Une colère agricole ignorée
Depuis près de deux ans, les mobilisations agricoles se succèdent pour dénoncer l’accumulation de normes, de réglementations et de contrôles qui entravent la capacité productive de l’agriculture française.
La loi Duplomb-Menonville avait suscité un espoir politique, rapidement altéré par sa censure partielle par le Conseil constitutionnel, fondée sur une interprétation extensive de la Charte de l’environnement, ainsi que par l’opposition persistante d’une partie de la classe politique.
Une nomination qui ravive les tensions
Alors que les mobilisations ont repris depuis près de deux mois sur l’ensemble du territoire, la nomination d’Anne Le Strat à un poste stratégique au sein de l’OFB est vécue comme une provocation par de nombreux agriculteurs.

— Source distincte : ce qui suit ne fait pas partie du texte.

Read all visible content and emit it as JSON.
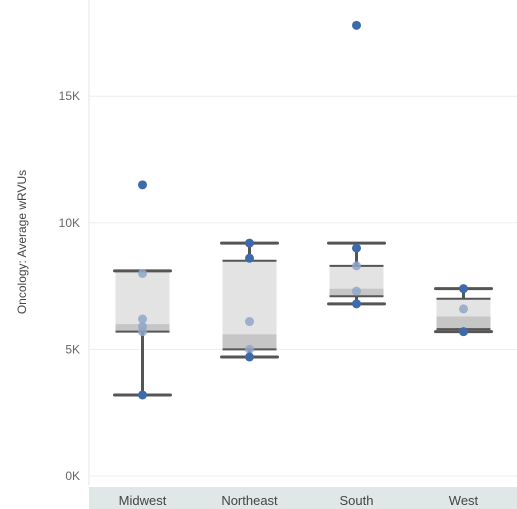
{
  "chart_data": {
    "type": "box",
    "ylabel": "Oncology: Average wRVUs",
    "yticks": [
      {
        "value": 0,
        "label": "0K"
      },
      {
        "value": 5000,
        "label": "5K"
      },
      {
        "value": 10000,
        "label": "10K"
      },
      {
        "value": 15000,
        "label": "15K"
      }
    ],
    "ylim": [
      0,
      18800
    ],
    "grid": true,
    "categories": [
      "Midwest",
      "Northeast",
      "South",
      "West"
    ],
    "boxes": [
      {
        "category": "Midwest",
        "min": 3200,
        "q1": 5700,
        "median": 6000,
        "q3": 8100,
        "max": 8100,
        "points": [
          11500,
          8000,
          6200,
          5900,
          5700,
          3200
        ]
      },
      {
        "category": "Northeast",
        "min": 4700,
        "q1": 5000,
        "median": 5600,
        "q3": 8500,
        "max": 9200,
        "points": [
          9200,
          8600,
          6100,
          5000,
          4700
        ]
      },
      {
        "category": "South",
        "min": 6800,
        "q1": 7100,
        "median": 7400,
        "q3": 8300,
        "max": 9200,
        "points": [
          17800,
          9000,
          8300,
          7300,
          6800
        ]
      },
      {
        "category": "West",
        "min": 5700,
        "q1": 5800,
        "median": 6300,
        "q3": 7000,
        "max": 7400,
        "points": [
          7400,
          6600,
          5700
        ]
      }
    ],
    "colors": {
      "box_upper": "#e3e3e3",
      "box_lower": "#c6c6c6",
      "whisker": "#555555",
      "point": "#3d6aa8",
      "point_light": "#8fa6c8",
      "grid": "#eeeeee",
      "axis_band": "#dfe7e7"
    }
  }
}
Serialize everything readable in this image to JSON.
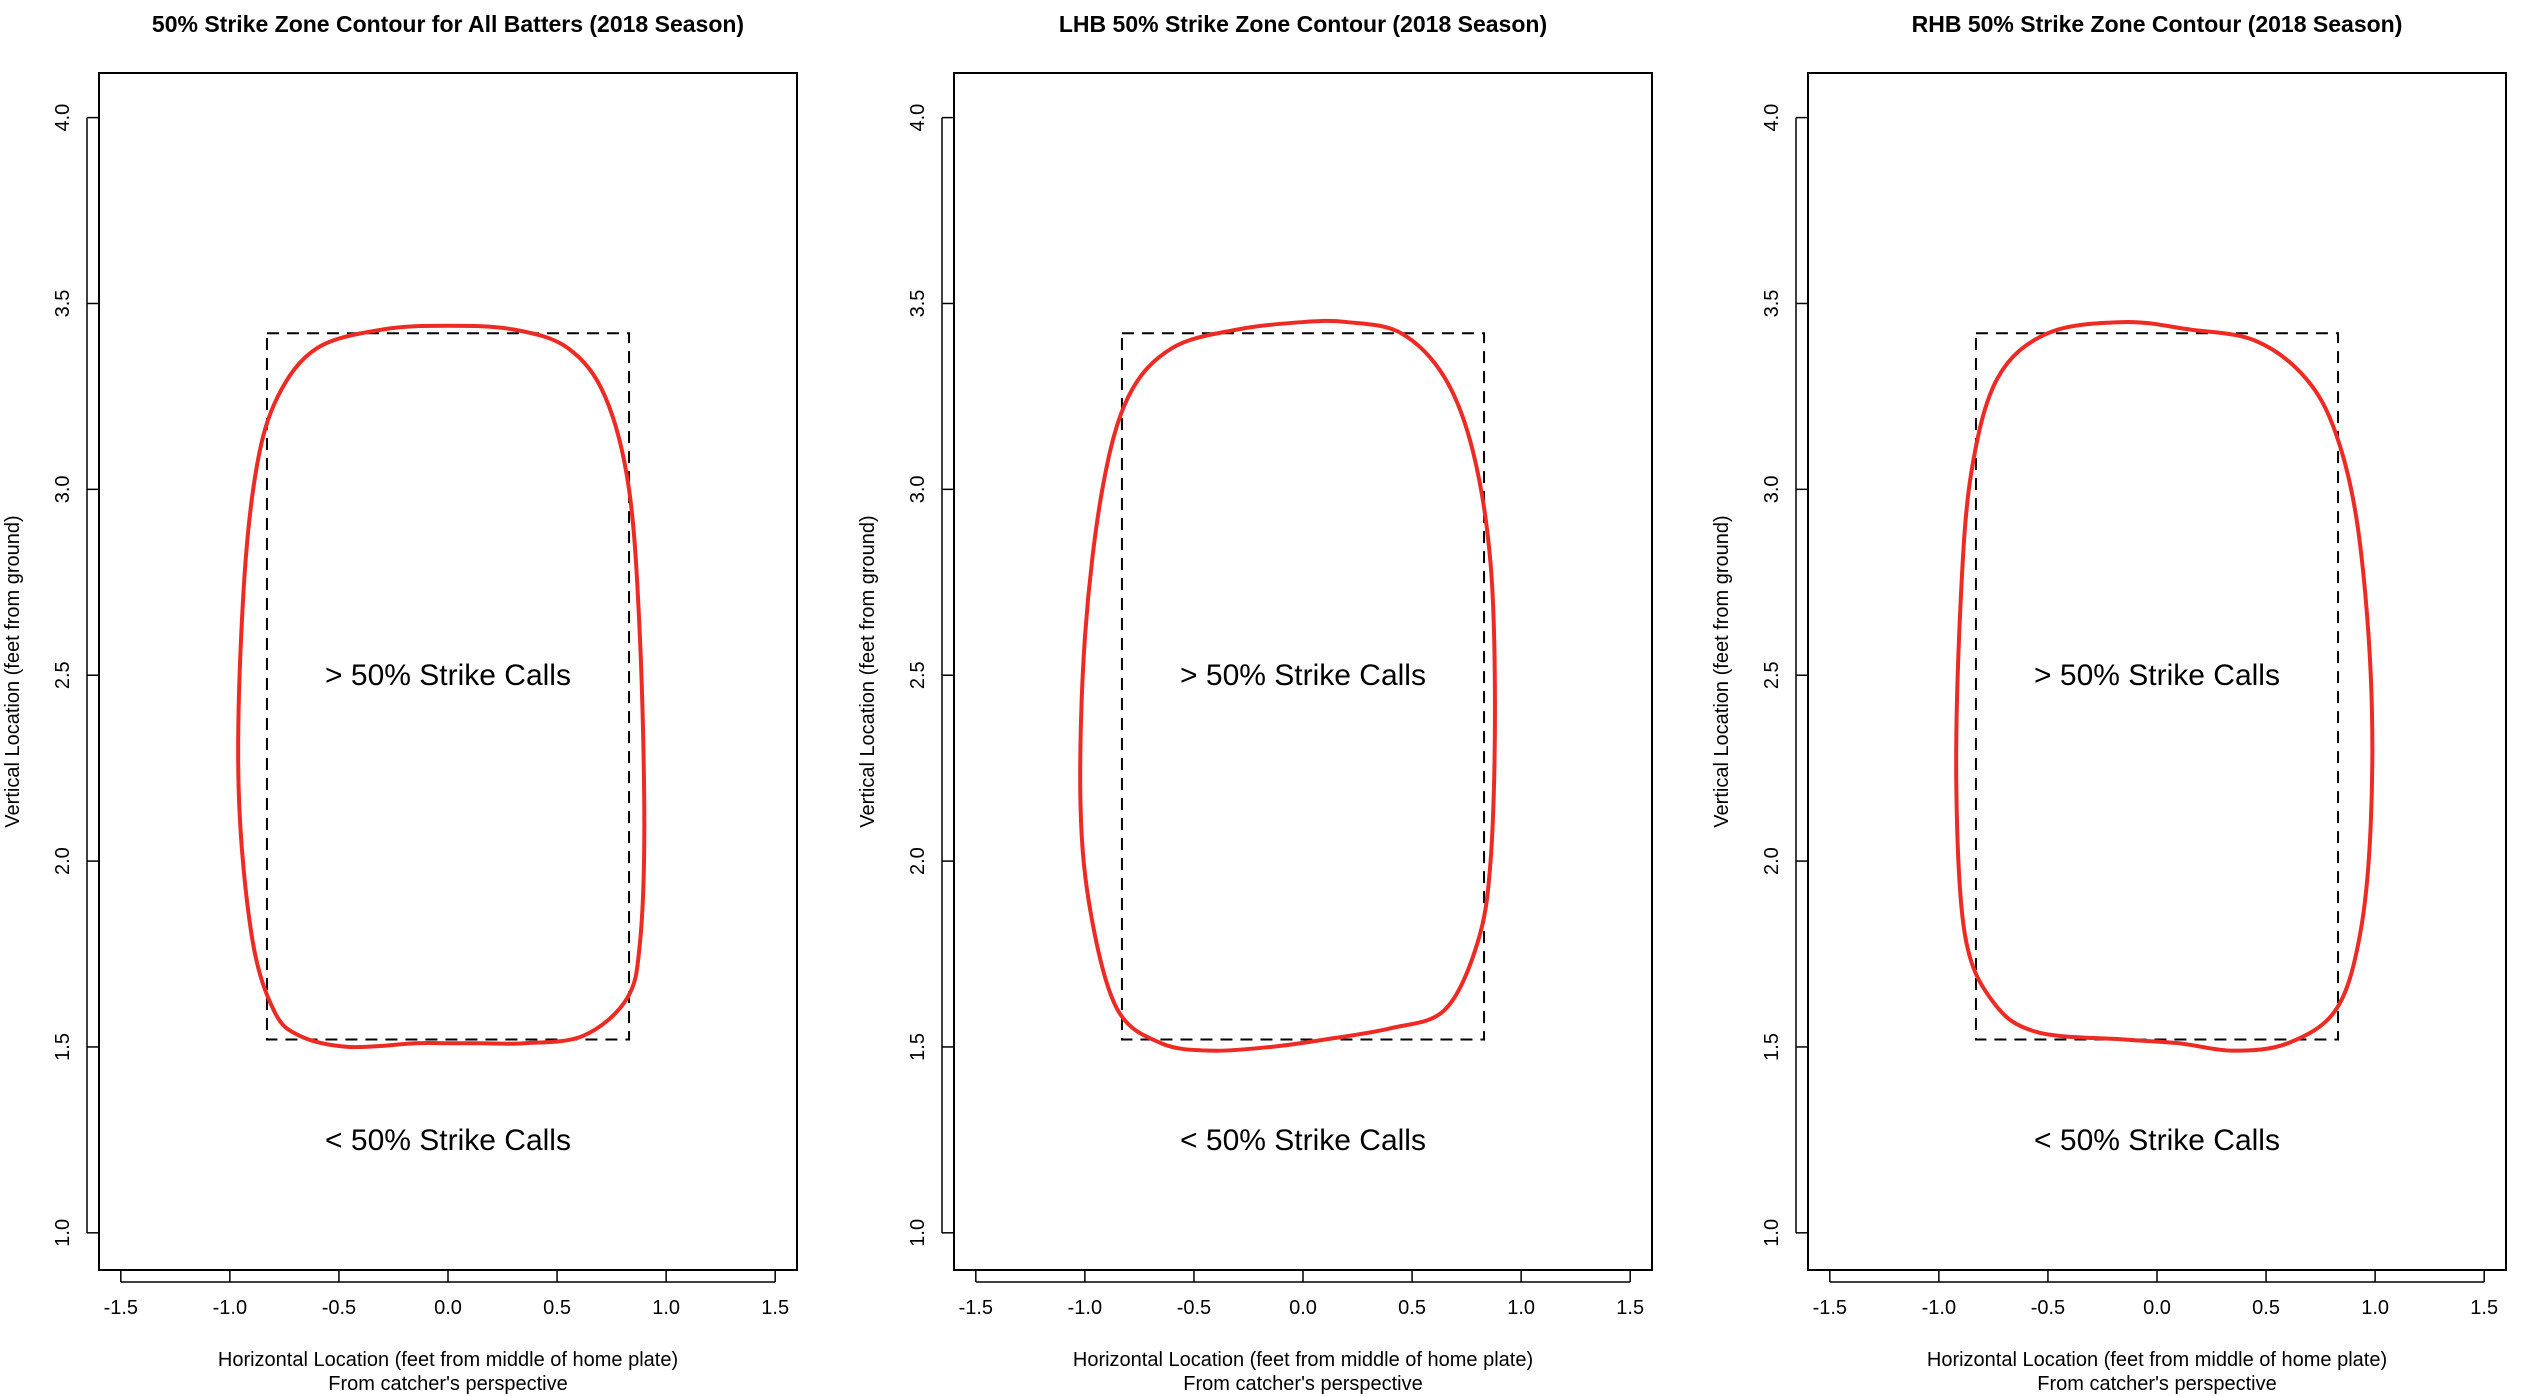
{
  "chart_data": [
    {
      "type": "contour",
      "title": "50% Strike Zone Contour for All Batters (2018 Season)",
      "xlabel": "Horizontal Location (feet from middle of home plate)",
      "xlabel2": "From catcher's perspective",
      "ylabel": "Vertical Location (feet from ground)",
      "xlim": [
        -1.6,
        1.6
      ],
      "ylim": [
        0.9,
        4.12
      ],
      "xticks": [
        -1.5,
        -1.0,
        -0.5,
        0.0,
        0.5,
        1.0,
        1.5
      ],
      "yticks": [
        1.0,
        1.5,
        2.0,
        2.5,
        3.0,
        3.5,
        4.0
      ],
      "inside_label": "> 50% Strike Calls",
      "inside_label_pos": [
        0.0,
        2.5
      ],
      "outside_label": "< 50% Strike Calls",
      "outside_label_pos": [
        0.0,
        1.25
      ],
      "rulebook_zone": {
        "x": [
          -0.83,
          0.83
        ],
        "y": [
          1.52,
          3.42
        ]
      },
      "contour_color": "#ee2a24",
      "contour": [
        [
          0.0,
          3.44
        ],
        [
          0.3,
          3.43
        ],
        [
          0.55,
          3.38
        ],
        [
          0.72,
          3.25
        ],
        [
          0.83,
          3.0
        ],
        [
          0.88,
          2.6
        ],
        [
          0.9,
          2.1
        ],
        [
          0.88,
          1.78
        ],
        [
          0.82,
          1.63
        ],
        [
          0.62,
          1.53
        ],
        [
          0.35,
          1.51
        ],
        [
          0.15,
          1.51
        ],
        [
          0.0,
          1.51
        ],
        [
          -0.15,
          1.51
        ],
        [
          -0.45,
          1.5
        ],
        [
          -0.68,
          1.53
        ],
        [
          -0.8,
          1.6
        ],
        [
          -0.9,
          1.8
        ],
        [
          -0.96,
          2.2
        ],
        [
          -0.94,
          2.7
        ],
        [
          -0.88,
          3.05
        ],
        [
          -0.78,
          3.25
        ],
        [
          -0.6,
          3.38
        ],
        [
          -0.3,
          3.43
        ]
      ]
    },
    {
      "type": "contour",
      "title": "LHB 50% Strike Zone Contour (2018 Season)",
      "xlabel": "Horizontal Location (feet from middle of home plate)",
      "xlabel2": "From catcher's perspective",
      "ylabel": "Vertical Location (feet from ground)",
      "xlim": [
        -1.6,
        1.6
      ],
      "ylim": [
        0.9,
        4.12
      ],
      "xticks": [
        -1.5,
        -1.0,
        -0.5,
        0.0,
        0.5,
        1.0,
        1.5
      ],
      "yticks": [
        1.0,
        1.5,
        2.0,
        2.5,
        3.0,
        3.5,
        4.0
      ],
      "inside_label": "> 50% Strike Calls",
      "inside_label_pos": [
        0.0,
        2.5
      ],
      "outside_label": "< 50% Strike Calls",
      "outside_label_pos": [
        0.0,
        1.25
      ],
      "rulebook_zone": {
        "x": [
          -0.83,
          0.83
        ],
        "y": [
          1.52,
          3.42
        ]
      },
      "contour_color": "#ee2a24",
      "contour": [
        [
          0.2,
          3.45
        ],
        [
          0.45,
          3.42
        ],
        [
          0.65,
          3.3
        ],
        [
          0.78,
          3.1
        ],
        [
          0.86,
          2.8
        ],
        [
          0.88,
          2.4
        ],
        [
          0.86,
          2.0
        ],
        [
          0.8,
          1.78
        ],
        [
          0.65,
          1.6
        ],
        [
          0.4,
          1.55
        ],
        [
          0.1,
          1.52
        ],
        [
          -0.15,
          1.5
        ],
        [
          -0.42,
          1.49
        ],
        [
          -0.65,
          1.51
        ],
        [
          -0.85,
          1.6
        ],
        [
          -0.97,
          1.85
        ],
        [
          -1.02,
          2.15
        ],
        [
          -1.0,
          2.6
        ],
        [
          -0.92,
          3.0
        ],
        [
          -0.8,
          3.25
        ],
        [
          -0.6,
          3.38
        ],
        [
          -0.3,
          3.43
        ],
        [
          0.0,
          3.45
        ]
      ]
    },
    {
      "type": "contour",
      "title": "RHB 50% Strike Zone Contour (2018 Season)",
      "xlabel": "Horizontal Location (feet from middle of home plate)",
      "xlabel2": "From catcher's perspective",
      "ylabel": "Vertical Location (feet from ground)",
      "xlim": [
        -1.6,
        1.6
      ],
      "ylim": [
        0.9,
        4.12
      ],
      "xticks": [
        -1.5,
        -1.0,
        -0.5,
        0.0,
        0.5,
        1.0,
        1.5
      ],
      "yticks": [
        1.0,
        1.5,
        2.0,
        2.5,
        3.0,
        3.5,
        4.0
      ],
      "inside_label": "> 50% Strike Calls",
      "inside_label_pos": [
        0.0,
        2.5
      ],
      "outside_label": "< 50% Strike Calls",
      "outside_label_pos": [
        0.0,
        1.25
      ],
      "rulebook_zone": {
        "x": [
          -0.83,
          0.83
        ],
        "y": [
          1.52,
          3.42
        ]
      },
      "contour_color": "#ee2a24",
      "contour": [
        [
          -0.15,
          3.45
        ],
        [
          0.15,
          3.43
        ],
        [
          0.45,
          3.4
        ],
        [
          0.68,
          3.3
        ],
        [
          0.82,
          3.15
        ],
        [
          0.92,
          2.9
        ],
        [
          0.98,
          2.5
        ],
        [
          0.98,
          2.1
        ],
        [
          0.93,
          1.8
        ],
        [
          0.82,
          1.6
        ],
        [
          0.6,
          1.51
        ],
        [
          0.35,
          1.49
        ],
        [
          0.1,
          1.51
        ],
        [
          -0.15,
          1.52
        ],
        [
          -0.55,
          1.54
        ],
        [
          -0.75,
          1.62
        ],
        [
          -0.88,
          1.8
        ],
        [
          -0.92,
          2.2
        ],
        [
          -0.9,
          2.7
        ],
        [
          -0.85,
          3.05
        ],
        [
          -0.73,
          3.3
        ],
        [
          -0.5,
          3.42
        ]
      ]
    }
  ]
}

La Coordination Rurale dénonce le fait que des fonctions de direction au sein d’agences publiques majeures puissent être confiées à des personnalités identifiées pour leur engagement militant, soulevant une question essentielle de neutralité du service public.
Une perte de confiance envers l’OFB
Malgré les alertes adressées au Premier ministre lors des rencontres à Matignon en décembre et début janvier, cette nomination intervient dans un climat de défiance déjà marqué. Sur le terrain, l’OFB est souvent perçu comme une « police de l’environnement », associée à des contrôles jugés excessivement contraignants.
Compte tenu des positions publiques défendues par Mme Le Strat, cette décision risque d’attiser la colère plutôt que de favoriser un climat d’apaisement et de dialogue.
Les demandes de la Coordination Rurale
La Coordination Rurale s’oppose fermement à cette nomination et appelle l’ensemble des organisations syndicales agricoles, notamment la FNSEA, à soutenir cette position auprès du Gouvernement.
Plus largement, notre syndicat demande la suppression de l’OFB et une réforme profonde des missions des agences et opérateurs de l’État, afin de réduire les contraintes, rationaliser la dépense publique et redonner des marges de manœuvre à l’agriculture française.